My dear friend Andrea is going to Hospice- I have shared so much of my life over the past 10 years with her and she was always there for me giving me kindly mother advice~ because she knew I couldn’t ask my own. Two young boys and a husband that adores her…everything that all of us wants, and she had it all- great scene of humor, so flipped smart in the prime of her life, how fair is this?

I know I should spin this in my brain, that she’s so fucking awesome that God needs her up there- But I’m being selfish, sad and how much loss of important people in my life can he take from me in one month? Seriously, it just to much for me, this news is just to much for me.

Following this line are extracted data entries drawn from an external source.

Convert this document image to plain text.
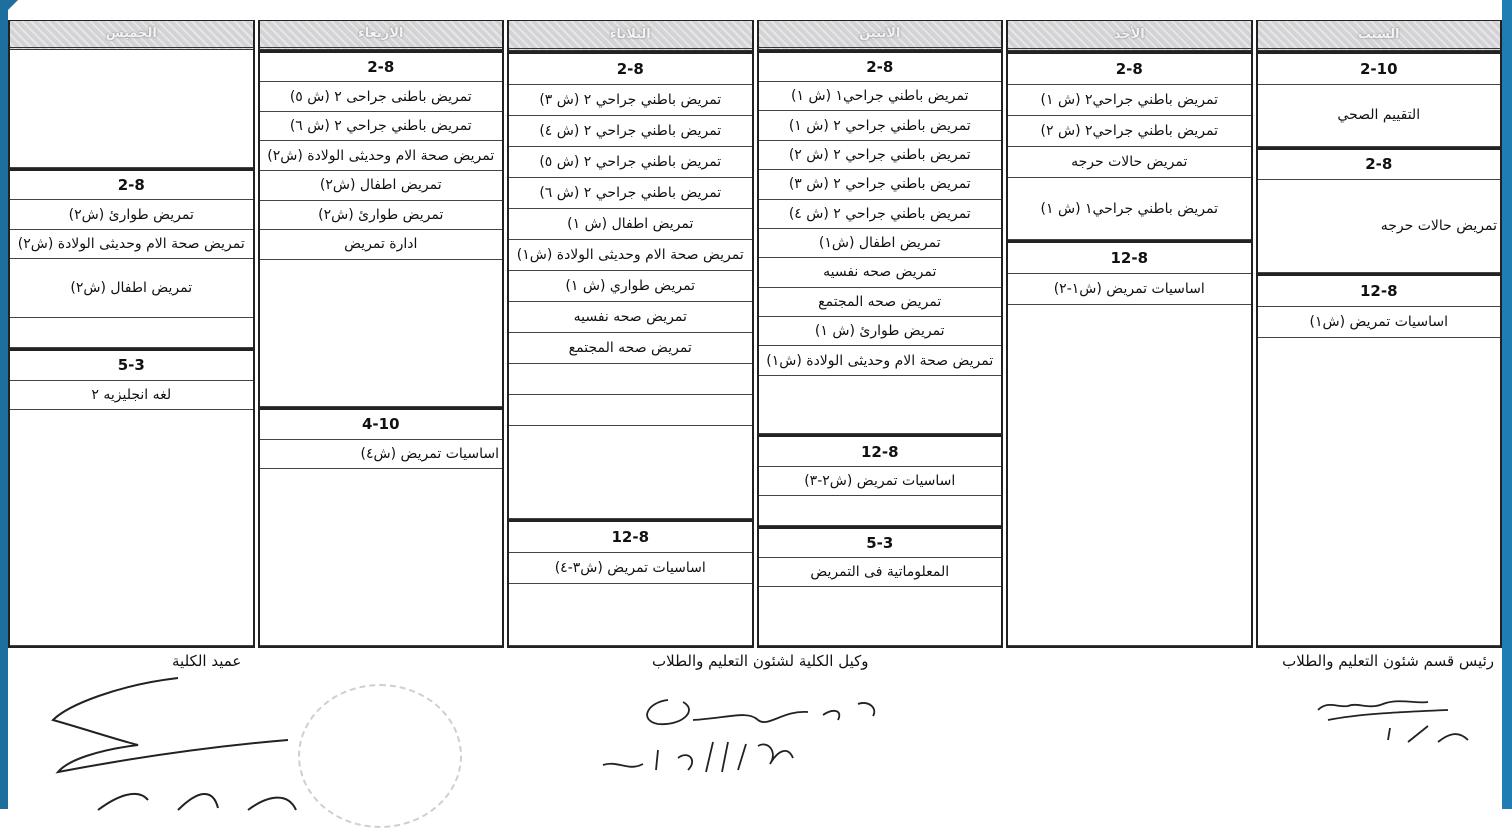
السبت
2-10
التقييم الصحي
2-8
تمريض حالات حرجه
12-8
اساسيات تمريض (ش١)
الأحد
2-8
تمريض باطني جراحي٢ (ش ١)
تمريض باطني جراحي٢ (ش ٢)
تمريض حالات حرجه
تمريض باطني جراحي١ (ش ١)
12-8
اساسيات تمريض (ش١-٢)
الاثنين
2-8
تمريض باطني جراحي١ (ش ١)
تمريض باطني جراحي ٢ (ش ١)
تمريض باطني جراحي ٢ (ش ٢)
تمريض باطني جراحي ٢ (ش ٣)
تمريض باطني جراحي ٢ (ش ٤)
تمريض اطفال (ش١)
تمريض صحه نفسيه
تمريض صحه المجتمع
تمريض طوارئ (ش ١)
تمريض صحة الام وحديثى الولادة (ش١)
12-8
اساسيات تمريض (ش٢-٣)
5-3
المعلوماتية فى التمريض
الثلاثاء
2-8
تمريض باطني جراحي ٢ (ش ٣)
تمريض باطني جراحي ٢ (ش ٤)
تمريض باطني جراحي ٢ (ش ٥)
تمريض باطني جراحي ٢ (ش ٦)
تمريض اطفال (ش ١)
تمريض صحة الام وحديثى الولادة (ش١)
تمريض طواري (ش ١)
تمريض صحه نفسيه
تمريض صحه المجتمع
12-8
اساسيات تمريض (ش٣-٤)
الاربعاء
2-8
تمريض باطنى جراحى ٢ (ش ٥)
تمريض باطني جراحي ٢ (ش ٦)
تمريض صحة الام وحديثى الولادة (ش٢)
تمريض اطفال (ش٢)
تمريض طوارئ (ش٢)
ادارة تمريض
4-10
اساسيات تمريض (ش٤)
الخميس
2-8
تمريض طوارئ (ش٢)
تمريض صحة الام وحديثى الولادة (ش٢)
تمريض اطفال (ش٢)
5-3
لغه انجليزيه ٢
رئيس قسم شئون التعليم والطلاب
وكيل الكلية لشئون التعليم والطلاب
عميد الكلية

My last talk with her ~ she was so positive and upbeat ~ she encouraged me to get my license, thanked me for doing Endowment and laughed at my telling her about how screwed up my world was. She was wrapped in a blanket on the sofa, and we were both looking at the same star…after all the treatment she couldn’t have visitors, and I would take a late night phone call from her all day long….. She told me she loved me, and I know she does. I’m so sad I didn’t get a chance to say goodbye to her~ Rather I cant, the family has asked that there be no visitors and After coming down off my two weeks of hell I totally understand. This just sucks….seriously sucks.

Please Pray for her and her family- Pray she finds peace after a really long battle, pray her boys find comfort in their world and that her husband will eventually recover from the pain and hurt of loosing his partner. I’m personally going to go cry now~ Just to much for me.